Tuesday, 8 February 2011

Ruben Guthrie ***1/2


Ruben Guthrie by Brendan Cowell, Red Stitch Actors Theatre
 Rear 2 Chapel St., St Kilda Feb 8 to March 5, 2011
Reviewer: Kate Herbert on Feb 8, 2011
Stars: ***1/2

The stage is a dangerous place in Brendan Cowell’s play, Ruben Guthrie. As Ruben, Daniel Frederiksen is a totally out of control drunk, so all the danger is in the bottle – or, rather, bottles – that surround him, imprisoning him in a world of expensive and deadly booze.

Ruben Guthrie is the Creative Director and golden boy for a slick advertising agency. He fuels his fertile imagination and compelling ad campaigns with grog, recreational drugs and ego. When his young, glamorous partner, Zoya (Anna Samson) dumps him because of his boozing benders, Ruben is forced to confront his addictions and assess whether his talent lies only at the bottom of an empty vodka glass.

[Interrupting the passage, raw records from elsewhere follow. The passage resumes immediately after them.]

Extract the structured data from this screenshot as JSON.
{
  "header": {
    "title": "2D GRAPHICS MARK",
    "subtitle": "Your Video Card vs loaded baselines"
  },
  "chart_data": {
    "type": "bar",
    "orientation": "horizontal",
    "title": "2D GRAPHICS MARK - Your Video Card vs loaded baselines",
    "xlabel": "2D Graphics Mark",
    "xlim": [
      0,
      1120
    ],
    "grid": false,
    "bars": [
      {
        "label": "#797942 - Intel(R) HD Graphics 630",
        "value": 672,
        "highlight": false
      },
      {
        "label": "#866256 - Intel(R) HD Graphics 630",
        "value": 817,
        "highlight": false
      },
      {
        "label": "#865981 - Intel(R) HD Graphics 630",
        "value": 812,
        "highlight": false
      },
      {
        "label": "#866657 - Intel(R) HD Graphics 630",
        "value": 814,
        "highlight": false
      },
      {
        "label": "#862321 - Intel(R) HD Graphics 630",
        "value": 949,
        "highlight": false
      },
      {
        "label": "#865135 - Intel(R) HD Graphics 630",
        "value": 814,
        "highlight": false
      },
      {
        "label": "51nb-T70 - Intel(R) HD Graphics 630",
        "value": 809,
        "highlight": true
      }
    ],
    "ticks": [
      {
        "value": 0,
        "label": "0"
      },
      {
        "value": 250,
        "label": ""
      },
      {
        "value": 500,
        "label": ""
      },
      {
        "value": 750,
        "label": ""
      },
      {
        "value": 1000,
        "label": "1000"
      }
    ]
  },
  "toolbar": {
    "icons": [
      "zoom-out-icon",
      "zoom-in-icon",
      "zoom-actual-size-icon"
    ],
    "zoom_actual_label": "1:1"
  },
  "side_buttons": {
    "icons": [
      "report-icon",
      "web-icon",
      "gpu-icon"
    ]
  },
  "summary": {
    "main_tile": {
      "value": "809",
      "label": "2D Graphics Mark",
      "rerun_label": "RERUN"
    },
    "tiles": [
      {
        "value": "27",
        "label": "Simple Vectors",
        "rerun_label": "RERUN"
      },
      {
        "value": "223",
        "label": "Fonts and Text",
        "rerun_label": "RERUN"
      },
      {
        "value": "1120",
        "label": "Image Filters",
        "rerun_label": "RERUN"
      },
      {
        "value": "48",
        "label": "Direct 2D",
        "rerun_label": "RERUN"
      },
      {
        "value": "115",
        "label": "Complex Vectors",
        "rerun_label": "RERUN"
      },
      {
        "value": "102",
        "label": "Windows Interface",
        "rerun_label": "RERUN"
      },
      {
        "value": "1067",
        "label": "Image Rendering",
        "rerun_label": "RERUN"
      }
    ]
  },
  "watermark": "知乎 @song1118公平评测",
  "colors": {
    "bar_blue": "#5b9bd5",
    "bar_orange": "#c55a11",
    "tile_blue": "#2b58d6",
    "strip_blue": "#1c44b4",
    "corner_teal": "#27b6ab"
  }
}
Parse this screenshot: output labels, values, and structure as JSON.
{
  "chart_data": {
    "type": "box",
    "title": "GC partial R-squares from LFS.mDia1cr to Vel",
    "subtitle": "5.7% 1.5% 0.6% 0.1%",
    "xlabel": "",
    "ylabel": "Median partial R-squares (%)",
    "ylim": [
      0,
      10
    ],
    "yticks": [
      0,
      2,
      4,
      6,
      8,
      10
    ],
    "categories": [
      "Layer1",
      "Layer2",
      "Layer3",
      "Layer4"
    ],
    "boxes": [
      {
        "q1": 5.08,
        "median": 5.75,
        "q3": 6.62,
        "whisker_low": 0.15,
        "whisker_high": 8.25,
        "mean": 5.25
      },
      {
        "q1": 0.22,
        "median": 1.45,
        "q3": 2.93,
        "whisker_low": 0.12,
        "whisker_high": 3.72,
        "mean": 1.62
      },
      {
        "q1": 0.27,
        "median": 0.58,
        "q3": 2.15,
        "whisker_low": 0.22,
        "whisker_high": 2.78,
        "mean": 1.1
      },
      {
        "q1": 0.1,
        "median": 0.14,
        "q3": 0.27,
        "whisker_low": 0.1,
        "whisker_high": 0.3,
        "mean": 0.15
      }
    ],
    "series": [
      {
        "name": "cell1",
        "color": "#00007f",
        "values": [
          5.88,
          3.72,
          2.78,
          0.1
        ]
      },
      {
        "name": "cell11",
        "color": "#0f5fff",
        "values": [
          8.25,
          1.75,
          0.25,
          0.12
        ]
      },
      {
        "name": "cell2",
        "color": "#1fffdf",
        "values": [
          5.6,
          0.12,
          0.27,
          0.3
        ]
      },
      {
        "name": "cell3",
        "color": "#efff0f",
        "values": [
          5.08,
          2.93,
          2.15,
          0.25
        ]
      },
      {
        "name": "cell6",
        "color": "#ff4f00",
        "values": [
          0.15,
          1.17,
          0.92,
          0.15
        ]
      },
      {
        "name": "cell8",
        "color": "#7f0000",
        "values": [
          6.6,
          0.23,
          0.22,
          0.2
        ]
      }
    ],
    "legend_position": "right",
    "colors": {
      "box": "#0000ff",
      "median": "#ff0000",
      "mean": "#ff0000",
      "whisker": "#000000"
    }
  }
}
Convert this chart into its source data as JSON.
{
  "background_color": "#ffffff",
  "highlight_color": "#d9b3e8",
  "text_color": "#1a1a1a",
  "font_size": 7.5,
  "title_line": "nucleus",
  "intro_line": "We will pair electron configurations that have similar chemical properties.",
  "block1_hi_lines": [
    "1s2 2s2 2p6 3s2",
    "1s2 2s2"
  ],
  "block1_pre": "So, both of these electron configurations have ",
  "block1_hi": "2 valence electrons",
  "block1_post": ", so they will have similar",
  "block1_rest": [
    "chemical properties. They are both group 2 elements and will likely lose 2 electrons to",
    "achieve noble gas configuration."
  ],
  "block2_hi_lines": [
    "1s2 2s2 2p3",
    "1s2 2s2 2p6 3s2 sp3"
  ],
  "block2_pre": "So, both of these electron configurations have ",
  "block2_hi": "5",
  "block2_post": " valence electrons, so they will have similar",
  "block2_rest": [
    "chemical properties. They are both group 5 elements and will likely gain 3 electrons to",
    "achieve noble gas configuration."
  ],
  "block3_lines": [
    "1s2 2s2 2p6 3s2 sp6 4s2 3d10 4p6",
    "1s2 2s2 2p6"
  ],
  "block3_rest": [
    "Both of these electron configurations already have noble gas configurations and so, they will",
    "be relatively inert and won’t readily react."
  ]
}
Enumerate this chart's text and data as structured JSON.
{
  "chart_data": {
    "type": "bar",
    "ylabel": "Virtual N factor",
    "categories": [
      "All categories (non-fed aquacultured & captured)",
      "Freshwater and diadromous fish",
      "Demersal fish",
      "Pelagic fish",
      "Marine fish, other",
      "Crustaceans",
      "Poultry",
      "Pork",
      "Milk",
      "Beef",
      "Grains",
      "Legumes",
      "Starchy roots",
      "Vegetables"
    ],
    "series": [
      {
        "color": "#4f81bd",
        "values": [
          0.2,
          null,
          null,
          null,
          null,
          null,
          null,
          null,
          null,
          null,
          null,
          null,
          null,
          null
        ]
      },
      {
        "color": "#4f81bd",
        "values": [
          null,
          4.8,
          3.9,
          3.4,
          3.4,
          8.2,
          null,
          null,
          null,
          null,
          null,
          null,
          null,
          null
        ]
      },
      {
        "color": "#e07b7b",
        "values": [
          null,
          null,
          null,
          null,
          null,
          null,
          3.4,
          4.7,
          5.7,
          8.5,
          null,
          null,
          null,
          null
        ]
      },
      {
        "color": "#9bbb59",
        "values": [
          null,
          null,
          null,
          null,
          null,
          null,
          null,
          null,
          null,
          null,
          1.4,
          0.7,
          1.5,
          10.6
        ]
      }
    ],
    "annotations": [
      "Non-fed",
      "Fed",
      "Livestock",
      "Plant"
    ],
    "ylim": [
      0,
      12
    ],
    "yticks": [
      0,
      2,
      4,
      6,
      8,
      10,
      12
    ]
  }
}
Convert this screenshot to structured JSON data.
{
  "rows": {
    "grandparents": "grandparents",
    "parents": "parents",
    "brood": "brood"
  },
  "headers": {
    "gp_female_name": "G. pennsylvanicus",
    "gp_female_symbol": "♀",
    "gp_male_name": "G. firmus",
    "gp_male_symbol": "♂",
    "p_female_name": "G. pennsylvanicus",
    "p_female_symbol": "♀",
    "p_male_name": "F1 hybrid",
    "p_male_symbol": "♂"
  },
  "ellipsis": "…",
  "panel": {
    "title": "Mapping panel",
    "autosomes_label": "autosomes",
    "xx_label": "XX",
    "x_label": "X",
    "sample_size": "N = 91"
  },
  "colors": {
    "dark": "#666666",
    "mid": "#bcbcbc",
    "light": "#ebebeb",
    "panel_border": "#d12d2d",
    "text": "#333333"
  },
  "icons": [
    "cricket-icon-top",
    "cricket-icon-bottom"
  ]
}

At intervals, Frederiksen addresses us directly as his Alcoholics Anonymous group. We stagger with him through his Twelve Steps. We witness his appalling behaviour toward Zoya and the next lover, Virginia (Erin Dewar), a scrambled, recovering addict. We listen to the horror stories of his drunken escapades leaping from a roof or strangling a stranger. We observe the pious, psycho-babble that accompanies such recoveries.

Cowell’s writing is audacious, contemporary, hard-edged and fast-talking. The dialogue is well-observed, shifting from bold and funny to moving and sensitive. The structure follows Ruben’s recovery period, taking us along on his dizzying rollercoaster ride. The second half becomes a little unwieldy, with too many characters and some awkward, abstract scenes during Ruben’s relapse into booze.

However, the social observations are incisive, facing addiction in the affluent, commercial world rather than on a grimy street. Frederiksen is compelling as Ruben, managing to be both charming and repellent and a talented cast supports him.